From what I have seen, I appear to be completely in the minority on this one. I do not want the show to come back. Before any animosity is flung my way like a small present from Professor Bobo, let me explain my reasoning.
Let’s start with the superficial reasons. At the time of this writing, a few new cast members have been announced. Not surprisingly, none of the original cast has signed on to return. Yes, Joel Hodgson is helming this return, but at this stage it appears that even he will not be seen on camera. Therefore we have new mads, a new victim on the Satellite of Love, and new voices for the bots. Of course I’ll be the first to admit, new characters and voices are not a problem for this show. The last few seasons looked nothing like the first few, and I strongly believe MST3K never jumped the shark. I love Joel episodes. I love Mike episodes. I love Dr. Forrester episodes. I love Pearl episodes. However, a new cast for the show after some fifteen years of being off the air seems too jarring and unnecessary.
My second reason acts more of an indictment of pop culture and the community that loves this show. Why are film and TV enthusiasts so adamantly against and so vocally opposed to the barrage of reboots and remakes in film over the past several years so blindly willing to give this a pass? Despite the fact that it is marketed to us as a “return,” let’s call it what it is: a MST3K reboot. To me, this is another example of a relic that worked perfectly in its own Sitz im Leben, which is now being dragged into our often, but not always, modern-era of creativity-devoid entertainment.
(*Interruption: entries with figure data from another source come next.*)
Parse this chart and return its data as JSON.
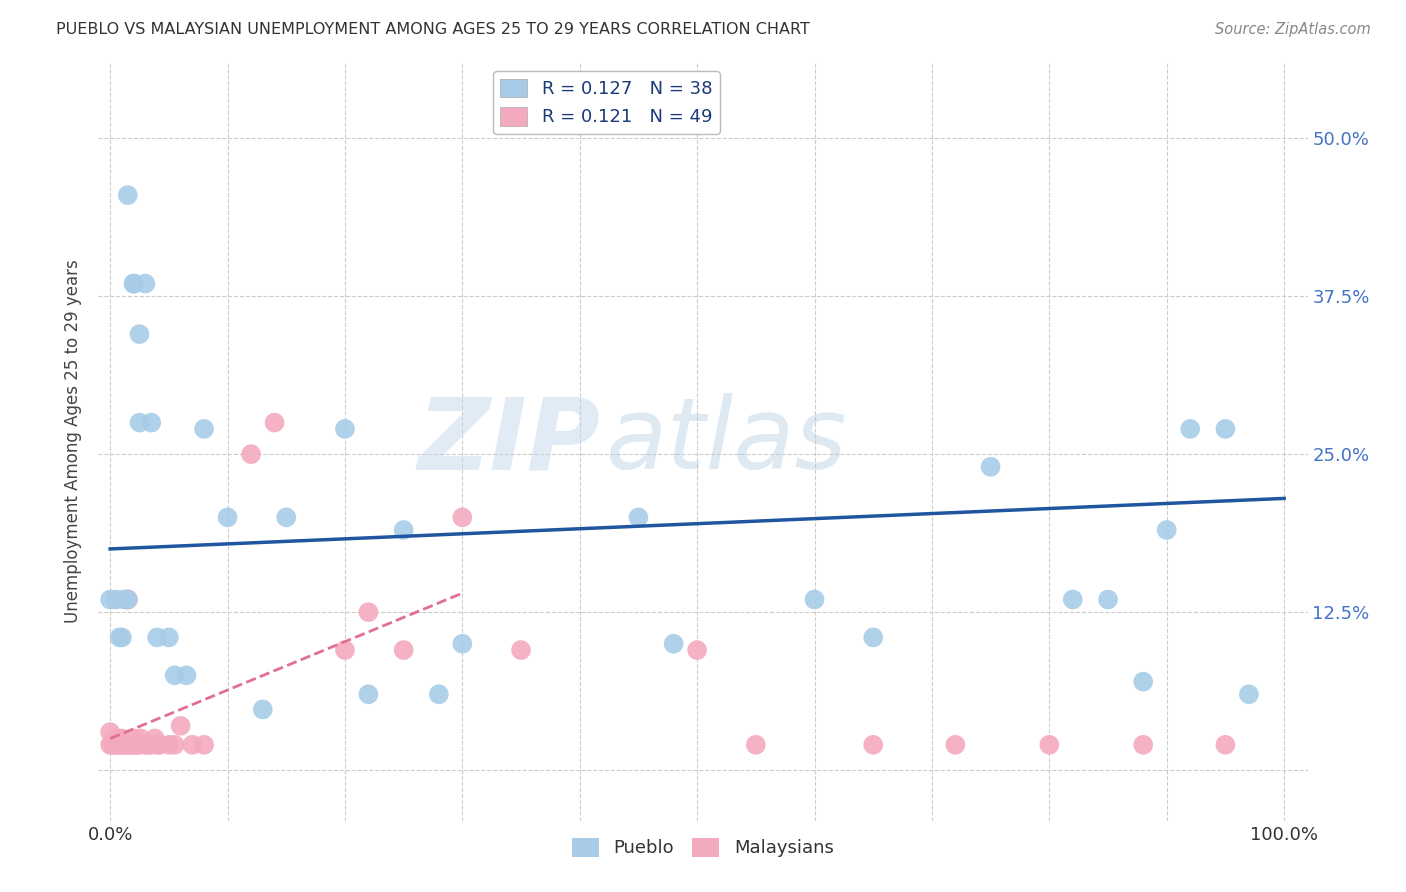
{
  "title": "PUEBLO VS MALAYSIAN UNEMPLOYMENT AMONG AGES 25 TO 29 YEARS CORRELATION CHART",
  "source": "Source: ZipAtlas.com",
  "ylabel": "Unemployment Among Ages 25 to 29 years",
  "xlim": [
    -0.01,
    1.02
  ],
  "ylim": [
    -0.04,
    0.56
  ],
  "yticks": [
    0.0,
    0.125,
    0.25,
    0.375,
    0.5
  ],
  "pueblo_R": "0.127",
  "pueblo_N": "38",
  "malaysian_R": "0.121",
  "malaysian_N": "49",
  "pueblo_color": "#A8CCE8",
  "malaysian_color": "#F4AABE",
  "pueblo_line_color": "#2055A0",
  "malaysian_line_color": "#E07090",
  "background_color": "#FFFFFF",
  "grid_color": "#CCCCCC",
  "pueblo_x": [
    0.015,
    0.02,
    0.02,
    0.025,
    0.025,
    0.03,
    0.035,
    0.04,
    0.05,
    0.055,
    0.065,
    0.08,
    0.1,
    0.13,
    0.15,
    0.2,
    0.22,
    0.25,
    0.28,
    0.3,
    0.45,
    0.48,
    0.6,
    0.65,
    0.75,
    0.82,
    0.85,
    0.88,
    0.9,
    0.92,
    0.95,
    0.97,
    0.0,
    0.005,
    0.008,
    0.01,
    0.012,
    0.015
  ],
  "pueblo_y": [
    0.455,
    0.385,
    0.385,
    0.345,
    0.275,
    0.385,
    0.275,
    0.105,
    0.105,
    0.075,
    0.075,
    0.27,
    0.2,
    0.048,
    0.2,
    0.27,
    0.06,
    0.19,
    0.06,
    0.1,
    0.2,
    0.1,
    0.135,
    0.105,
    0.24,
    0.135,
    0.135,
    0.07,
    0.19,
    0.27,
    0.27,
    0.06,
    0.135,
    0.135,
    0.105,
    0.105,
    0.135,
    0.135
  ],
  "malaysian_x": [
    0.0,
    0.0,
    0.002,
    0.003,
    0.005,
    0.006,
    0.007,
    0.008,
    0.009,
    0.01,
    0.01,
    0.012,
    0.013,
    0.015,
    0.015,
    0.016,
    0.018,
    0.019,
    0.02,
    0.02,
    0.022,
    0.023,
    0.025,
    0.026,
    0.03,
    0.032,
    0.035,
    0.038,
    0.04,
    0.042,
    0.05,
    0.055,
    0.06,
    0.07,
    0.08,
    0.12,
    0.14,
    0.2,
    0.22,
    0.25,
    0.3,
    0.35,
    0.5,
    0.55,
    0.65,
    0.72,
    0.8,
    0.88,
    0.95
  ],
  "malaysian_y": [
    0.03,
    0.02,
    0.02,
    0.02,
    0.025,
    0.02,
    0.025,
    0.02,
    0.02,
    0.025,
    0.02,
    0.02,
    0.02,
    0.135,
    0.135,
    0.02,
    0.02,
    0.02,
    0.02,
    0.025,
    0.02,
    0.02,
    0.02,
    0.025,
    0.02,
    0.02,
    0.02,
    0.025,
    0.02,
    0.02,
    0.02,
    0.02,
    0.035,
    0.02,
    0.02,
    0.25,
    0.275,
    0.095,
    0.125,
    0.095,
    0.2,
    0.095,
    0.095,
    0.02,
    0.02,
    0.02,
    0.02,
    0.02,
    0.02
  ],
  "pueblo_trend_x": [
    0.0,
    1.0
  ],
  "pueblo_trend_y": [
    0.175,
    0.215
  ],
  "malaysian_trend_x": [
    0.0,
    0.3
  ],
  "malaysian_trend_y": [
    0.025,
    0.14
  ],
  "watermark_zip": "ZIP",
  "watermark_atlas": "atlas",
  "legend_label_1": "Pueblo",
  "legend_label_2": "Malaysians"
}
Tying into this point is my third and final argument. Why can we not allow great entertainment of the past to stay in the past? It’s not as if this gem of a show was cut short in its early days. MST3K enjoyed ten seasons of nearly 200 episodes on three networks, a feature length film, a complete cast change, the honor of being one of the most popular cult-T.V shows of all time, and ended its run with a proper final episode. Nothing in that list of accomplishments suggests that the show was cheated out of potential or cut short. Just because the show was bookended with a beginning and a definitive end does not diminish its impact or worth. Nostalgia has been wildly popular in the pop culture conscience for several years. One reason for that, I believe, is that those of us who love this kind of stuff are starved for truly great new material, thus we look back to the past. Of course, people of my generation are getting older and we, like previous generations, like to reminisce and swear adamantly that our stuff was better.
I may or may not watch the reboot of MST3K when it happens. Honestly, I have not decided. I suppose that if I was 100% committed to my principles, I would not. However, morbid curiosity may win the day. In the meantime, I will simply wish Joel the best of luck and continue to enjoy classic episodes of the show while I continue to find new forms of zany, creative, and joy-filled entertainment.